Des gestionnaires des cybercafés ont affirmé, au cours d’un entretien avec l’ACP, que leurs services sont de moins en moins sollicités pour la consultation des comptes «facebook» à Kinshasa, à l’occasion de la Journée mondiale «sans facebook» célébrée, le 28 février de chaque année.

Cette situation s’est accentuée, selon la plupart d’interviewés, avec l’avènement de téléphones « smarth phones» qui donnent la possibilité de télécharger de ce compte comme application.

Certains habitués des cybercafés se réservent de se connecter à ces endroits, surtout pour des raisons de sécurisation de leurs comptes, qui restent parfois ouverts, à chaque occasion de coupure d’électricité, et donc à la merci des utilisateurs malhonnêtes, autrement appelés des pirates.

En revanche, ces cybers sont les plus sollicités pour des services de bureautique, de vente de consommables informatiques, d’assistance en remplissage de formulaires, de demande de visa en ligne et d’autres tâches nécessitant l’usage de l’internet.

Pour les gestionnaires des cybercafés, la possibilité d’une journée sans face book ressort d’une conviction personnelle, étant donné que cet outil de communication et de socialisation, permet d’être en contact avec les amis à distance, de s’informer, de se divertir, d’être en interaction.

Cette journée constitue une occasion pour les usagers d’internet de s’interroger sur les voies de combattre les maux liés à l’utilisation de ce réseau social, a déclaré l’Ir.
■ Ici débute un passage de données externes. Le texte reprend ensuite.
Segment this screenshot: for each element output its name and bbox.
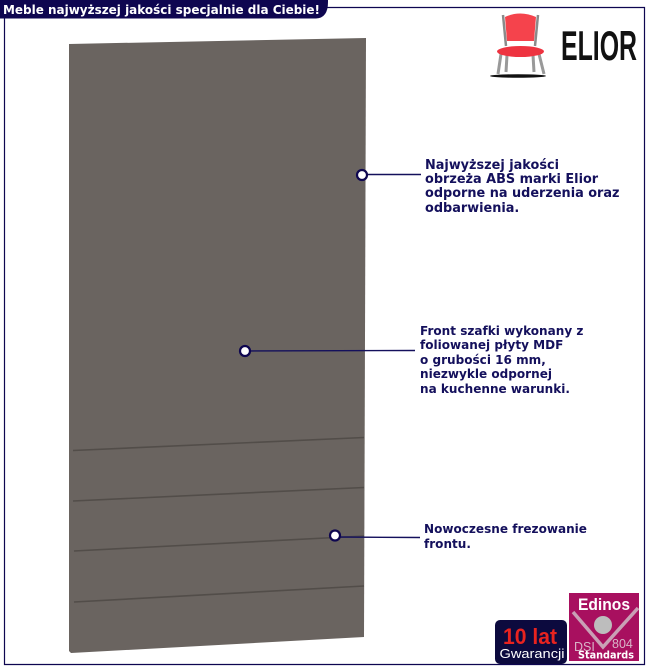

Deo Mahon, informaticien et responsable d’un cybercafé, en citant parmi les méfaits, la cyberdépendance, la cybercriminalité, le manque de recherche sur le terrain, l’escroquerie et autres.

La journée mondiale sans face book, a été instituée par les Nations Unies, en 2011, pour se passer de cet outil un jour dans l’année. Et selon ses promoteurs, il s’agirait de lutter notamment contre l’addiction à la cyberdépendance.